Aaron Kremer, the editor and founder of RichmondBizSense.com, writes about the business news website’s new partnership with the daily newspaper in Fredericksburg, which is north of Richmond and is now putting out a daily business news e-mail.
Kremer writes, “The partnership is a loose one, but BizSense advertisers who want to reach a similar demographic in that market can place the ad through us. Likewise, Fredericksburg Business Insider advertisers can call that paper to get an ad on our site. Hopefully that leads to more advertising for both papers.
“There are a few other new things in the BizSense pipeline. We’ve added section-specific sponsorships for our weekly features, such as Monday Q&A and the HR roundup called The Herd. The new sponsorships put the advertiser’s logo in the section graphic along with a block advertisement in the middle of the section. We will be rolling out those new graphics in coming weeks but you can see one in today’s Q&A.
“And perhaps most exciting, we are launching a new email called Off the Clock, which will go out on Thursdays to our NewsFeed subscribers and give them a Top 5 list of recreational options for the weekend as well as leisure reading for the weekend. It will have links to the best leisure/lifestyle journalism from around the web. This is our first step outside pure business news, and we hope that local venues, event promoters and recreational businesses see the value in our audience and jump on as advertisers. Off the Clock might also allow us to sell to other advertisers who want just one day a week of exposure. Look for the first Off the Clock email to come out in June.”
Read more here.
T.J. Raphael of Folio writes about how the new Bloomberg Businessweek application allows readers to go behind the scenes of the stories in the business magazine.
Raphael writes, “App users can see behind the scenes videos about the cover story and its artwork every week from editor Josh Tyrangiel and creative director Richard Turley. Individuals can also hear interview podcasts from columnists like Charlie Rose and Tom Keene.

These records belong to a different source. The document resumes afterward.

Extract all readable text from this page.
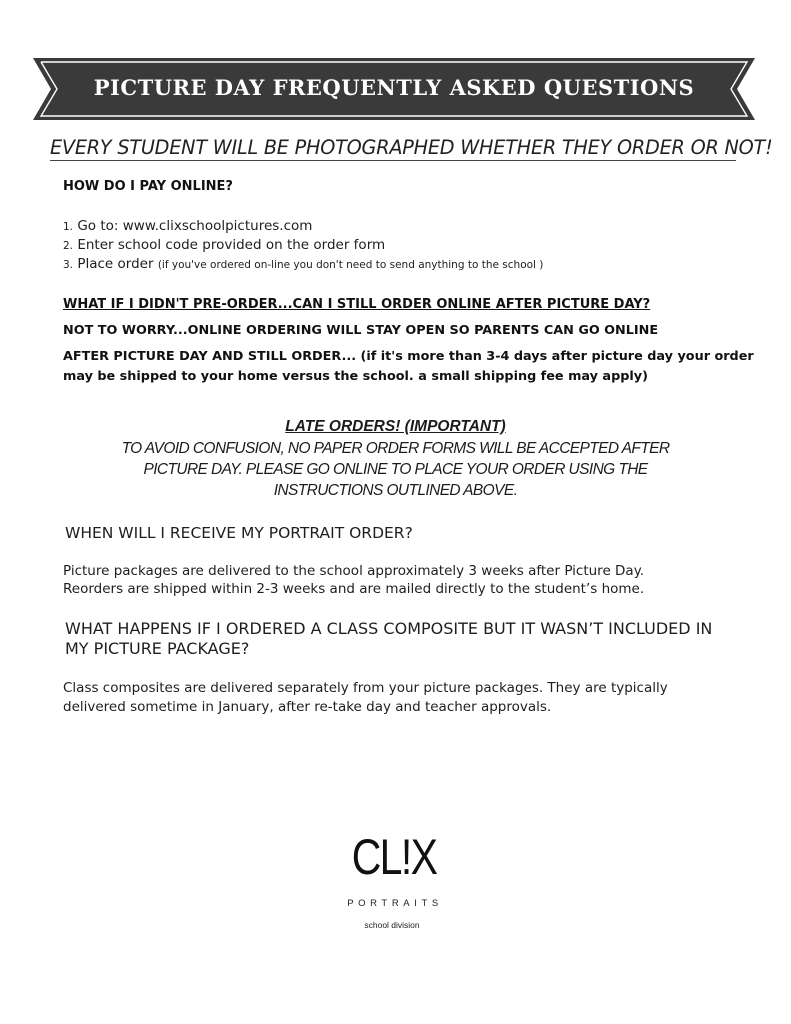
PICTURE DAY FREQUENTLY ASKED QUESTIONS
EVERY STUDENT WILL BE PHOTOGRAPHED WHETHER THEY ORDER OR NOT!
HOW DO I PAY ONLINE?
1. Go to: www.clixschoolpictures.com
2. Enter school code provided on the order form
3. Place order (if you've ordered on-line you don't need to send anything to the school )
WHAT IF I DIDN'T PRE-ORDER...CAN I STILL ORDER ONLINE AFTER PICTURE DAY?
NOT TO WORRY...ONLINE ORDERING WILL STAY OPEN SO PARENTS CAN GO ONLINE
AFTER PICTURE DAY AND STILL ORDER... (if it's more than 3-4 days after picture day your order
may be shipped to your home versus the school. a small shipping fee may apply)
LATE ORDERS! (IMPORTANT)
TO AVOID CONFUSION, NO PAPER ORDER FORMS WILL BE ACCEPTED AFTER
PICTURE DAY. PLEASE GO ONLINE TO PLACE YOUR ORDER USING THE
INSTRUCTIONS OUTLINED ABOVE.
WHEN WILL I RECEIVE MY PORTRAIT ORDER?
Picture packages are delivered to the school approximately 3 weeks after Picture Day.
Reorders are shipped within 2-3 weeks and are mailed directly to the student’s home.
WHAT HAPPENS IF I ORDERED A CLASS COMPOSITE BUT IT WASN’T INCLUDED IN
MY PICTURE PACKAGE?
Class composites are delivered separately from your picture packages. They are typically
delivered sometime in January, after re-take day and teacher approvals.
CL!X
PORTRAITS
school division
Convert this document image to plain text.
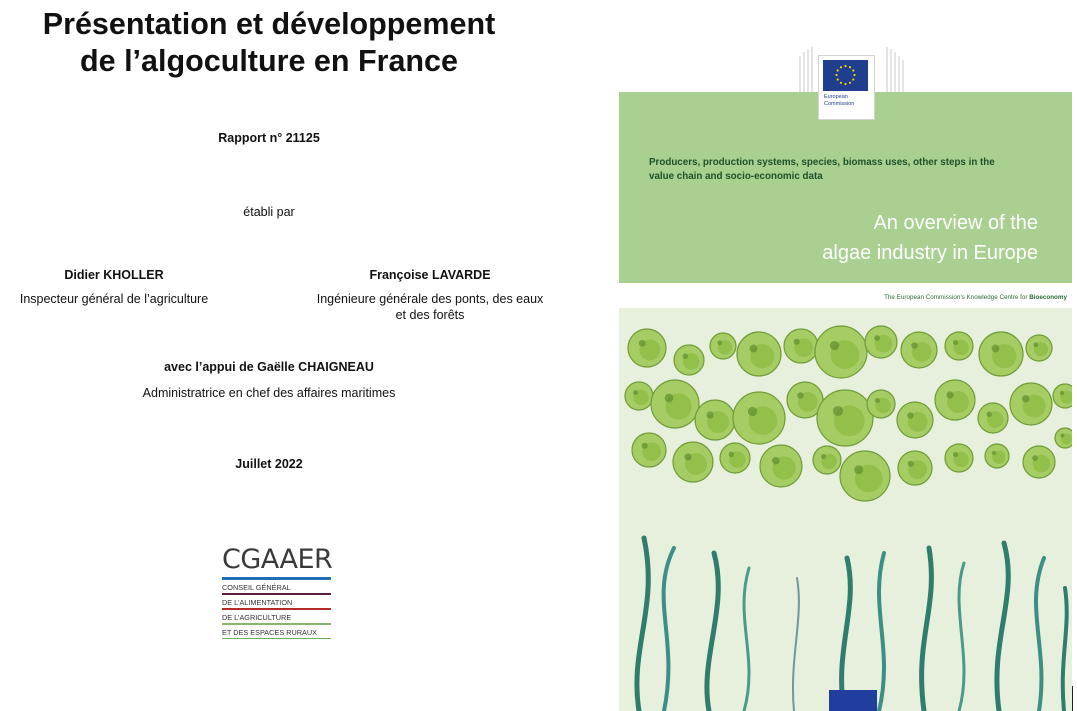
Présentation et développement
de l’algoculture en France
Rapport n° 21125
établi par
Didier KHOLLER
Inspecteur général de l’agriculture
Françoise LAVARDE
Ingénieure générale des ponts, des eaux
et des forêts
avec l’appui de Gaëlle CHAIGNEAU
Administratrice en chef des affaires maritimes
Juillet 2022
CGAAER
CONSEIL GÉNÉRAL
DE L’ALIMENTATION
DE L’AGRICULTURE
ET DES ESPACES RURAUX
European
Commission
Producers, production systems, species, biomass uses, other steps in the
value chain and socio-economic data
An overview of the
algae industry in Europe
The European Commission’s Knowledge Centre for Bioeconomy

“The print publication has a rate base of about 900,000. According to Oke Okaro, the Global Head of Consumer Mobile Business for the Bloomberg Multimedia Group, 17 percent of subscribers currently have an iPad, which is a target market of about 153,000 potential app readers. The publication declined to say how many times the app, which was launched April 11, has been downloaded so far.
“‘It’s a very important device for us to be on. We started out from the standpoint of let’s bring our magazine to our audience on a device that they increasingly carry,’ says Okaro. ‘One thing we do know, without a doubt, is that it’s been incredibly well received by our readers and the market place.’
“Print subscribers are able to access a full subscription of the Bloomberg Businessweek iPad app for free if they enter their account number, e-mail address or home mailing address when they log on to the app. Individuals can download a free test issue of the magazine or become a subscriber for $2.99 per month.”